Besides referring to a particular methodology, the term "ethnography" is also used to describe the final written results of ethnographic research.

Ethnography is a powerful research tool because of its ability to generate what Clifford Geertz calls "thick descriptions" of a culture. Moreover, by privileging the interconnections between "insider" information and "outsider" analytical and theoretical frameworks, ethnography effectively explicates how cultural realities are both representationally constructed and materially lived.

Early Studies

In the 1920s and 1930s, University of Chicago sociology students of Robert Park and Ernest Burgess conducted ethnographic studies in metropolitan areas of the United States. Many explored the "underbelly" of city life, including hobos, gangs, slum areas, and saloons. Although it was not the prime concern of their research, the students did provide information about homosexual behavior in their writings. Such urban ethnography continued after World War II, as did the inclusion of details about homosexual behavior.

While historically, most sociologists focused their research on the United States, anthropologists have mainly examined non-Western cultures. Most early ethnographers showed little interest in gender/sexual diversity. However, there were some who made reference, albeit brief, to such topics in their writing, as well as a small number of researchers who directly examined such issues.

For example, Bronislaw Malinowski, who is generally considered to be the father of ethnography in anthropology and whose long-term ethnographic fieldwork in the Trobriand Islands between 1915 and 1918 became a model for later anthropologists, documented various forms of sexuality among his subjects.

Margaret Mead, in her work on Samoan sexuality, published in 1928, also discusses homosexual relationships. And, reflecting long-standing anthropological fascination with the Native American "berdache," George Devereux in 1937 and Walter Hill in 1940 produced studies of intermediate gender roles among the Mojave and Navaho, respectively, while Ruth Landes in 1947 investigated the presence of "passive homosexuals" as both leaders and initiates in Afro-Brazilian possession religions.

In Patterns of Sexual Behavior, published in 1951, Clellan Ford and Frank Beach collected and collated ethnographic information from the massive Human Relations Area Files database. In the chapter on homosexuality, they discuss the number of societies in which same-sex practices are present, and the levels of acceptance in each. While valuable for documenting the existence of homosexuality in other cultures--and hence making a statement about the culturally relativistic nature of anti-homosexual attitudes in the United States--Patterns of Sexual Behavior was more quantitative than qualitative.

Responding to the continued lack of ethnographic attention paid to homosexuality, David Sonenschein challenged the scholarly community with his essay, "Homosexuality as a Subject of Anthropological Inquiry" (1966). Yet prejudicial attitudes within the social sciences, particularly in anthropology, meant that graduate students and university professors interested in conducting glbtq-focused research generally received little support from their departments.
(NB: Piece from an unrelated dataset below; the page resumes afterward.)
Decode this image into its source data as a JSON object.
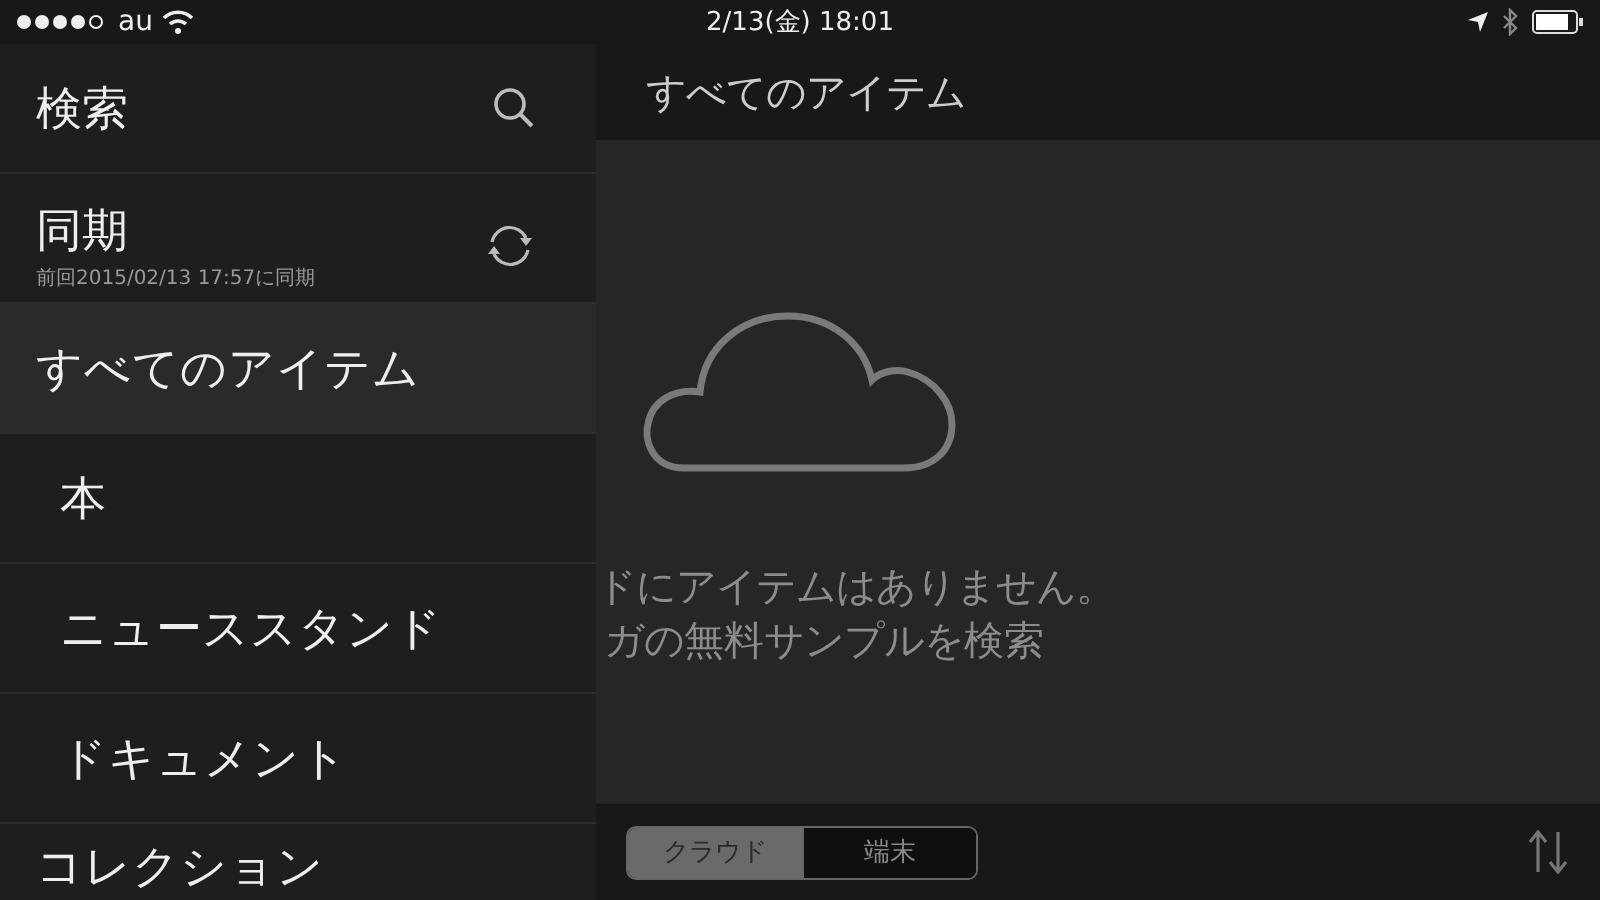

Pioneers and Seminal Works

Throughout the 1960s and 1970s, articles based on ethnographic research were increasingly published in academic journals, covering subjects such as "female berdache" (Schaeffer 1965), transgendered prostitutes in Oman (Wikan 1977), and Kenyan "female husbands" (Oboler 1980).

During this same period sociologists John Gagnon and William Simon carried out revolutionary studies that explored how North American homosexuals functioned in everyday life in their communities. They also edited collections of articles about gay and lesbian life based on ethnographic field methods. This type of sociological research was significant because it avoided pathologizing homosexuality and de-emphasized questions of etiology.